|Tuesday, April 18, 2000,
UK backs India for UN seat
NEW DELHI, April 17 The UK today came out in support of India for a permanent seat in the UN Security Council saying that India is a natural contender for the seat.
Addressing a joint press conference along with the External Affairs Minister, Mr Jaswant Singh, the visiting British Foreign Secretary, Mr Robin Cook, said Britain sees India as a natural contender for permanent membership of the Security Council.
Coming heavily on Pakistan, Mr Cook said: The continuing absence of a real road map to democratic rule will be a matter of deep disappointment to those of us who meet in the Commonwealth Ministerial Action Group in two weeks time. The CMAG is scheduled to meet on May 2 and 3.
We discussed our mutual wish to see the people of Pakistan have the right democracy and civilian government restored to them as soon as possible, Mr Cook said briefing newspersons about his one-hour-long talks with Mr Jaswant Singh.
Asking India and Pakistan to follow the path of restraint and dialogue, the British Foreign Secretary said: I am pained by the deepening violence in Kashmir. As always it is the innocent civilians who suffer the most. Everyone must grasp that violence only makes problem worse; it does not make a solution easier.
Taking the US line, Mr Cook said: As President Clinton said, the modern world does not permit boundaries to be redrawn in blood. The only way forward is through dialogue and through creating positive political conditions in Kashmir. But serious dialogue requires real restraint. Both are essential to make progress.
Calling upon New Delhi to sign the Comprehensive Test Ban Treaty, the visiting Foreign Secretary announced that India and the UK had agreed to undertake a regular bilateral dialogue on nuclear non-proliferation and disarmament. The officials of the two countries will meet soon, Mr Cook said.
The two Ministers shared concern over terrorism in the world and decided to work together to counter this menace.

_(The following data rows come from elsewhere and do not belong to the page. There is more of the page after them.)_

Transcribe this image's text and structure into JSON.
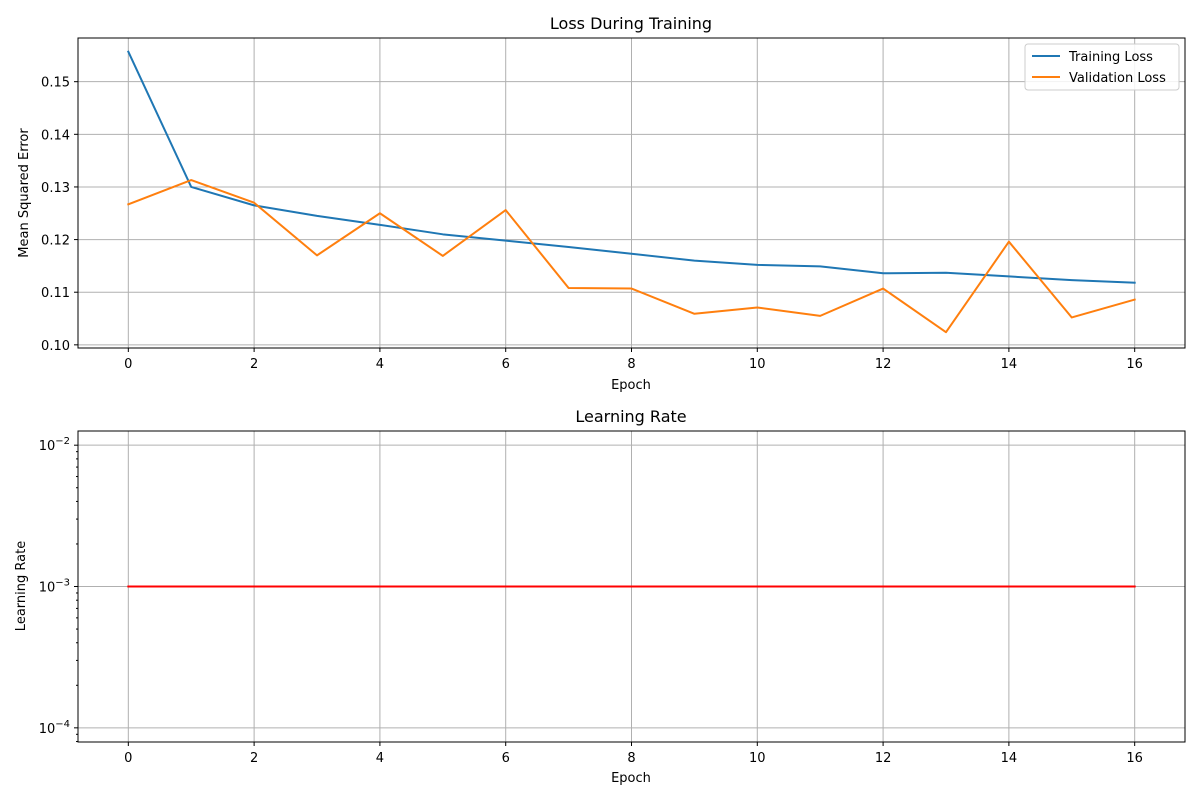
{
  "chart_data": [
    {
      "type": "line",
      "title": "Loss During Training",
      "xlabel": "Epoch",
      "ylabel": "Mean Squared Error",
      "xlim": [
        -0.8,
        16.8
      ],
      "ylim": [
        0.0994,
        0.1583
      ],
      "xticks": [
        0,
        2,
        4,
        6,
        8,
        10,
        12,
        14,
        16
      ],
      "yticks": [
        0.1,
        0.11,
        0.12,
        0.13,
        0.14,
        0.15
      ],
      "ytick_labels": [
        "0.10",
        "0.11",
        "0.12",
        "0.13",
        "0.14",
        "0.15"
      ],
      "grid": true,
      "legend": "top-right",
      "x": [
        0,
        1,
        2,
        3,
        4,
        5,
        6,
        7,
        8,
        9,
        10,
        11,
        12,
        13,
        14,
        15,
        16
      ],
      "series": [
        {
          "name": "Training Loss",
          "color": "#1f77b4",
          "values": [
            0.1557,
            0.13,
            0.1265,
            0.1245,
            0.1228,
            0.121,
            0.1198,
            0.1186,
            0.1173,
            0.116,
            0.1152,
            0.1149,
            0.1136,
            0.1137,
            0.113,
            0.1123,
            0.1118
          ]
        },
        {
          "name": "Validation Loss",
          "color": "#ff7f0e",
          "values": [
            0.1267,
            0.1313,
            0.127,
            0.117,
            0.125,
            0.1169,
            0.1256,
            0.1108,
            0.1107,
            0.1059,
            0.1071,
            0.1055,
            0.1107,
            0.1024,
            0.1196,
            0.1052,
            0.1086
          ]
        }
      ]
    },
    {
      "type": "line",
      "title": "Learning Rate",
      "xlabel": "Epoch",
      "ylabel": "Learning Rate",
      "yscale": "log",
      "xlim": [
        -0.8,
        16.8
      ],
      "ylim": [
        7.94e-05,
        0.0126
      ],
      "xticks": [
        0,
        2,
        4,
        6,
        8,
        10,
        12,
        14,
        16
      ],
      "yticks": [
        0.0001,
        0.001,
        0.01
      ],
      "ytick_labels": [
        {
          "base": "10",
          "exp": "−4"
        },
        {
          "base": "10",
          "exp": "−3"
        },
        {
          "base": "10",
          "exp": "−2"
        }
      ],
      "grid": true,
      "x": [
        0,
        1,
        2,
        3,
        4,
        5,
        6,
        7,
        8,
        9,
        10,
        11,
        12,
        13,
        14,
        15,
        16
      ],
      "series": [
        {
          "color": "#ff0000",
          "values": [
            0.001,
            0.001,
            0.001,
            0.001,
            0.001,
            0.001,
            0.001,
            0.001,
            0.001,
            0.001,
            0.001,
            0.001,
            0.001,
            0.001,
            0.001,
            0.001,
            0.001
          ]
        }
      ]
    }
  ]
}
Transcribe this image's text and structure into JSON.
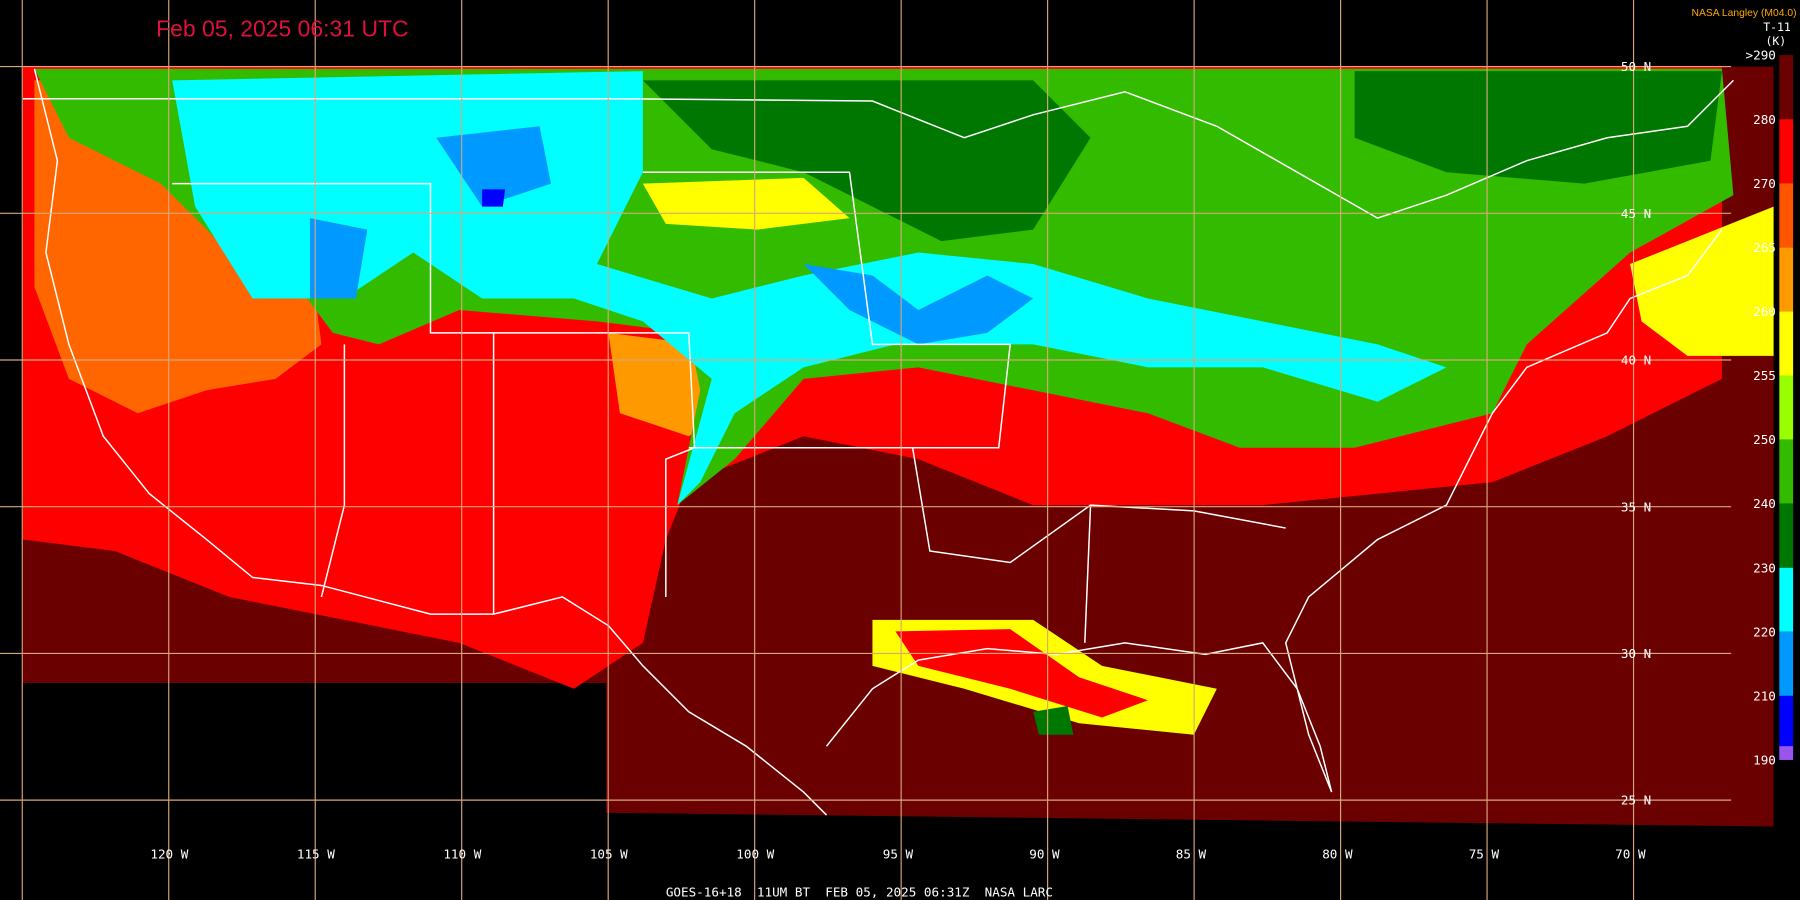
{
  "title": "Feb 05, 2025 06:31 UTC",
  "credit": "NASA Langley (M04.0)",
  "product": "T-11",
  "unit": "(K)",
  "footer": "GOES-16+18  11UM BT  FEB 05, 2025 06:31Z  NASA LARC",
  "latitude_labels": [
    "50 N",
    "45 N",
    "40 N",
    "35 N",
    "30 N",
    "25 N"
  ],
  "longitude_labels": [
    "120 W",
    "115 W",
    "110 W",
    "105 W",
    "100 W",
    "95 W",
    "90 W",
    "85 W",
    "80 W",
    "75 W",
    "70 W"
  ],
  "colorbar": [
    {
      "label": ">290",
      "color": "#6b0000"
    },
    {
      "label": "280",
      "color": "#ff0000"
    },
    {
      "label": "270",
      "color": "#ff5500"
    },
    {
      "label": "265",
      "color": "#ff9900"
    },
    {
      "label": "260",
      "color": "#ffff00"
    },
    {
      "label": "255",
      "color": "#99ff00"
    },
    {
      "label": "250",
      "color": "#33bb00"
    },
    {
      "label": "240",
      "color": "#007700"
    },
    {
      "label": "230",
      "color": "#00ffff"
    },
    {
      "label": "220",
      "color": "#0099ff"
    },
    {
      "label": "210",
      "color": "#0000ff"
    },
    {
      "label": "190",
      "color": "#9955ee"
    }
  ]
}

They also expressed concern over Afghanistan continuing to be a centre of terrorism and drug trafficking.
Asked about the extradition of one of the militants freed in exchange of the hostages of the hijacked Indian Airlines aircraft at Kandahar, Mr Jaswant Singh said the issue would be addressed through diplomatic channels and New Delhi had not made a request for extraditing the said militant.
Mr Cook said the judicial process would take its own course after a formal request was made by India.
The External Affairs Minister described his meeting with Mr Cook as productive and fruitful. The two sides decided to increase the two-way trade to £ 5 billion in the next couple of years. Some concrete steps are being taken in this regard, he said.
Mr Jaswant Singh said the two countries agreed to work together to reverse the negative phenomenon in the South Asian region.
India has renewed its invitation to the British Prime Minister, Mr Tony Blair, to visit the country. The dates of his visit are being worked out through diplomatic channels.